Les autorités sud-africaines ont procédé jeudi à l’évacuation de plusieurs centaines de migrants réfugiés dans un centre paroissial de Durban, grande métropole portuaire de l’est du pays, après une montée des intimidations et menaces visant les étrangers, notamment ceux en situation irrégulière.

Environ 400 personnes originaires de la République démocratique du Congo, du Rwanda, d’Éthiopie, de Somalie, du Burundi, d’Ouganda ou encore de Tanzanie ont été conduites en autocars vers un centre gouvernemental pour réfugiés. Beaucoup avaient trouvé refuge depuis plusieurs jours dans les locaux du Conseil des Églises Diakonia, au cœur de Durban, après des opérations de harcèlement menées dans plusieurs quartiers populaires.

Selon de nombreux témoignages recueillis sur place, des groupes hostiles auraient mené des campagnes de porte-à-porte enjoignant les étrangers à quitter le territoire avant le 30 juin, sous peine d’être attaqués. « Ils nous ont avertis que si nous ne partions pas d’ici la fin du mois, nous serions attaqués ou tués », a confié Miriamu Mokonzi, réfugiée congolaise venue avec ses deux enfants.

Lors de l’évacuation, des militants anti-immigration ont applaudi le départ des migrants en scandant « Dehors ! ». Certains occupants des bus ont alors brandi leurs papiers d’identité contre les vitres afin de démontrer la régularité de leur situation administrative.

La campagne actuelle est portée notamment par le mouvement « March and March », dirigé par Jacinta Ngobese-Zuma.
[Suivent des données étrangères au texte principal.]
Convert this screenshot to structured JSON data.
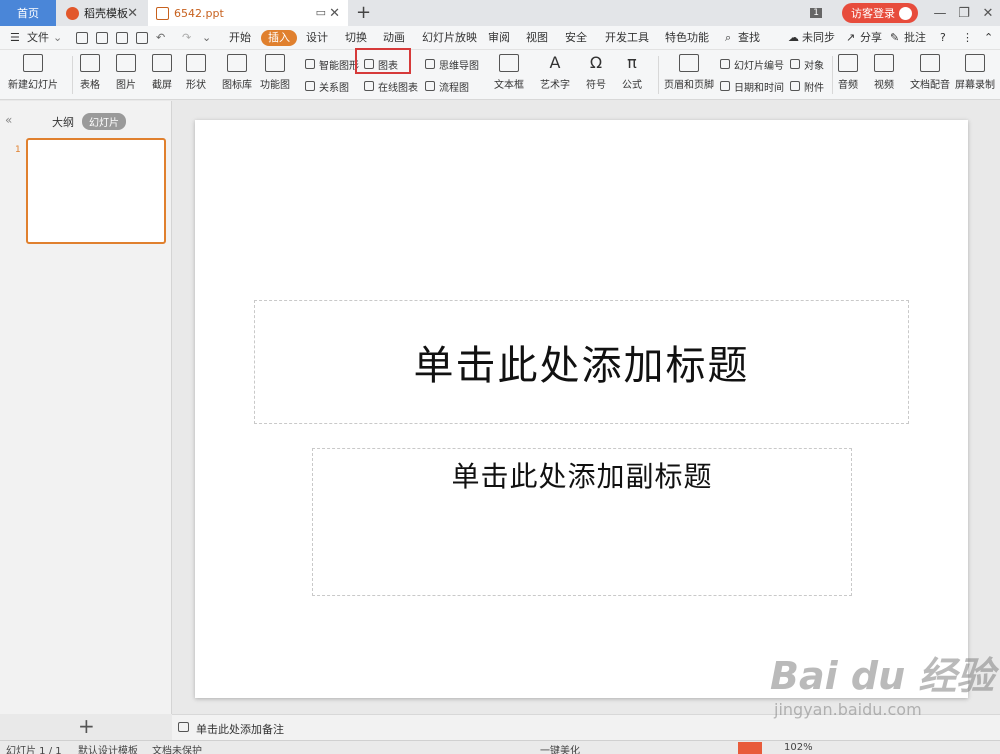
{
  "tabs": {
    "home": "首页",
    "daoke": "稻壳模板",
    "file": "6542.ppt",
    "add": "+",
    "badge": "1",
    "login": "访客登录"
  },
  "menu": {
    "file": "文件",
    "items": [
      "开始",
      "插入",
      "设计",
      "切换",
      "动画",
      "幻灯片放映",
      "审阅",
      "视图",
      "安全",
      "开发工具",
      "特色功能"
    ],
    "search": "查找",
    "sync": "未同步",
    "share": "分享",
    "comment": "批注"
  },
  "ribbon": {
    "new_slide": "新建幻灯片",
    "table": "表格",
    "picture": "图片",
    "screenshot": "截屏",
    "shape": "形状",
    "icon_lib": "图标库",
    "func_chart": "功能图",
    "smart_graphic": "智能图形",
    "chart": "图表",
    "relation": "关系图",
    "online_chart": "在线图表",
    "mindmap": "思维导图",
    "flowchart": "流程图",
    "textbox": "文本框",
    "wordart": "艺术字",
    "symbol": "符号",
    "formula": "公式",
    "header_footer": "页眉和页脚",
    "slide_number": "幻灯片编号",
    "object": "对象",
    "datetime": "日期和时间",
    "attachment": "附件",
    "audio": "音频",
    "video": "视频",
    "doc_voice": "文档配音",
    "screen_record": "屏幕录制"
  },
  "left_panel": {
    "outline": "大纲",
    "slides": "幻灯片",
    "thumb_number": "1"
  },
  "slide": {
    "title": "单击此处添加标题",
    "subtitle": "单击此处添加副标题"
  },
  "notes": "单击此处添加备注",
  "status": {
    "slide_info": "幻灯片 1 / 1",
    "template": "默认设计模板",
    "doc_protect": "文档未保护",
    "beautify": "一键美化",
    "zoom": "102%"
  },
  "watermark": {
    "brand": "Bai du 经验",
    "url": "jingyan.baidu.com"
  }
}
Ce groupe, dont les membres paradent parfois en tenues traditionnelles zouloues armés de bâtons et de boucliers, accuse les migrants d’alimenter criminalité et chômage. Sa dirigeante affirme rejeter la violence tout en exigeant le départ des étrangers sans papiers.

Dans ce contexte, plusieurs migrants décrivent un quotidien devenu invivable. Owen Diego Basila, cordonnier étranger installé à Durban, explique avoir été chassé de son lieu de travail par des militants nationalistes : il dit désormais ne plus pouvoir subvenir aux besoins de sa famille. Ruben Lwifela, qui a grandi en Afrique du Sud, raconte quant à lui être régulièrement sommé de « rentrer chez lui », alors même qu’il considère le pays comme sa seule patrie.

Durban demeure l’un des principaux foyers des violences xénophobes en Afrique du Sud. Depuis 2008, le pays connaît des flambées récurrentes d’attaques contre les migrants africains, souvent nourries par les difficultés économiques et les tensions sociales. La vague la plus meurtrière, en 2008, avait causé la mort de 62 personnes et déplacé des milliers d’autres. Des épisodes similaires avaient éclaté en 2015, 2019 et 2021.

La résurgence actuelle intervient à six mois d’élections locales jugées sensibles pour l’ANC, le parti au pouvoir, fragilisé par une crise économique persistante et un chômage massif. Si les mouvements anti-migrants restent minoritaires, leur visibilité croissante sur les réseaux sociaux et dans l’espace public alimente les inquiétudes des organisations de défense des droits humains.